Glowing reviews for STXBP1-Related Disorders Research
Recently, the STXBP1 Foundation awarded Carpenter-Swanson a $25,000 seed grant to support her research. The University of Richmond just posted this follow-on media release story on their site on July 26, 2024. You can also read the article below.
Zebrafish amazed Colleen Carpenter-Swanson when she learned about their scientific potential from her pharmacology postdoc mentor at the University of California, San Francisco. At the time, her labwork involved using mice for addiction research.
“He was studying epilepsy in zebrafish, so that was my first exposure to the field,” the biology professor said. “I hadn’t really seen the translational aspect until then.”
She gleaned that the blue-striped tropical fish have many similarities to humans, and their complicated circuitry makes them a surprisingly good model for probing brain disorders. They’re also far more cost-effective than rodents: One female adult zebrafish can produce as many as 200 embryos at a time.
“I was used to working with four mice, if I’m lucky, in an experiment,” Carpenter-Swanson recalled. “All of a sudden you’re telling me I have 100 embryos to test my questions on?”
The big question in her UR lab now centers on how to treat a particularly severe early-onset epilepsy. Around 1% of the U.S. population has epilepsy. A rarer epilepsy type linked to mutations in the gene syntaxin-binding protein 1—STXBP1 for short—affects an estimated one in 30,000 and causes frequent spontaneous seizures.
“We’ve had beautiful experiments done in the past that have found some of the anti-epileptics we use today,” Carpenter-Swanson said. But a third to half the epilepsy patients taking available drugs don’t respond well to them, she added. Some treatments can even produce highly adverse side effects, such as childhood developmental delays. Some medications don’t work at all.
She said that her research goal is to learn how to treat the disorder and not cause harm.
During an epileptic seizure, the brain lights up with abnormal electrical activity. That’s where the zebrafish come in. Carpenter-Swanson and her students use the fish to screen FDA-approved drugs for potentially treating STXBP1.

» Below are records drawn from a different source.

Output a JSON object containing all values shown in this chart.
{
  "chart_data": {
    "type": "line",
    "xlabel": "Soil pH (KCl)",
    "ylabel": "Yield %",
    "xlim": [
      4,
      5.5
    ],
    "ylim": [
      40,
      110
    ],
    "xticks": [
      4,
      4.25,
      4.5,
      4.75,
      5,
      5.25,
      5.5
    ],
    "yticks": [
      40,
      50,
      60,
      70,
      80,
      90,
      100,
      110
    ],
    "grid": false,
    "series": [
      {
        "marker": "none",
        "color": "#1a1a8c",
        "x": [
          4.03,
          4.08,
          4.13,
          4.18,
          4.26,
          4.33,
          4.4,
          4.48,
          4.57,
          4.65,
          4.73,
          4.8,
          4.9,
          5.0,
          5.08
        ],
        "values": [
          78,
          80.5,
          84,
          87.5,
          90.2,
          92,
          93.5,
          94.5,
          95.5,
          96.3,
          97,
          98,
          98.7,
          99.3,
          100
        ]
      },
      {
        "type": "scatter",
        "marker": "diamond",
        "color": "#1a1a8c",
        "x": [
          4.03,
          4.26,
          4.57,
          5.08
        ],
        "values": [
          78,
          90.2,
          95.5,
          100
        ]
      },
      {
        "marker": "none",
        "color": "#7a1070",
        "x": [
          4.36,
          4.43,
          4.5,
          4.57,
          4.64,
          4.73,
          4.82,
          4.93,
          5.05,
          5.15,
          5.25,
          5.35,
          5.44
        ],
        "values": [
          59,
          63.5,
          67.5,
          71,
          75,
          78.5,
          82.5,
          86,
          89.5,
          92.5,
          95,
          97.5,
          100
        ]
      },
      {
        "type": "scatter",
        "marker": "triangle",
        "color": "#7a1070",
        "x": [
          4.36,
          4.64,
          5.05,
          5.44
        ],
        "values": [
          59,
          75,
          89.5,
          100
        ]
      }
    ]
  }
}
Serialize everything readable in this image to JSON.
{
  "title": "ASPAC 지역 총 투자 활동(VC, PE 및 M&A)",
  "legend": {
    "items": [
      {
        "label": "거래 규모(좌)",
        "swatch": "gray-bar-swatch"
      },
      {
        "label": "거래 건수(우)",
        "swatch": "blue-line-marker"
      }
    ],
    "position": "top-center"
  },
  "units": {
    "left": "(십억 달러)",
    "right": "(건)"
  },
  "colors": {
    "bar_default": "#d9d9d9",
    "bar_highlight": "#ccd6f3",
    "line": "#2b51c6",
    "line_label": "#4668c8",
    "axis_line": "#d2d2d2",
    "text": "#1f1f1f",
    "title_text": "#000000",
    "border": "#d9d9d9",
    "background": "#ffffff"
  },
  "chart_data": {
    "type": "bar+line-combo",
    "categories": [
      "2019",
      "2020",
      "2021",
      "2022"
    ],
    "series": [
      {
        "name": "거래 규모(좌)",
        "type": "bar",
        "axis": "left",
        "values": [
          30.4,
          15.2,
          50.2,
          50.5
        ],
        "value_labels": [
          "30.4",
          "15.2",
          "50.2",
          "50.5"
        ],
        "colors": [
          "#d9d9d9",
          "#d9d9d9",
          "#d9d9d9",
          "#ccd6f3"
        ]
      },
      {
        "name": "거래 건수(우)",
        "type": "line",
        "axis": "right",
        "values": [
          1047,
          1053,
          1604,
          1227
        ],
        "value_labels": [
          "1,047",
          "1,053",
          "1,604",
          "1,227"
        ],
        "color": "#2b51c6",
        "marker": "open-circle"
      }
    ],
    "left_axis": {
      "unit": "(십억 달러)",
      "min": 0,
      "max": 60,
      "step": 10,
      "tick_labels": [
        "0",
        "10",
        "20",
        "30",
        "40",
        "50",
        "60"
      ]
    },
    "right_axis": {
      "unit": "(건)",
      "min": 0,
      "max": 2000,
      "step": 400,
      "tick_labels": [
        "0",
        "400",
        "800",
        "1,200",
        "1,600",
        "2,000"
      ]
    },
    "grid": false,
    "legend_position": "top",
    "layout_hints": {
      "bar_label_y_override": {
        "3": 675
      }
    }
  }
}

“We already know the safety profile of these drugs,” she explained. “The hope is that we find this new indication.”
UR students learn how to perform the experiments, optimize them, and develop new ones. If they can identify compounds that block seizures in the zebrafish model, the existing drug could be repurposed for STXBP1 patients. Recently, the STXBP1 Foundation awarded Carpenter-Swanson a $25,000 seed grant to support this novel research.
These efforts further prove that the zebrafish model has broader scientific applications than previously imagined. “The more successful experiments we produce, the more we show that zebrafish belong in the `benchtop to bedside' model," she said.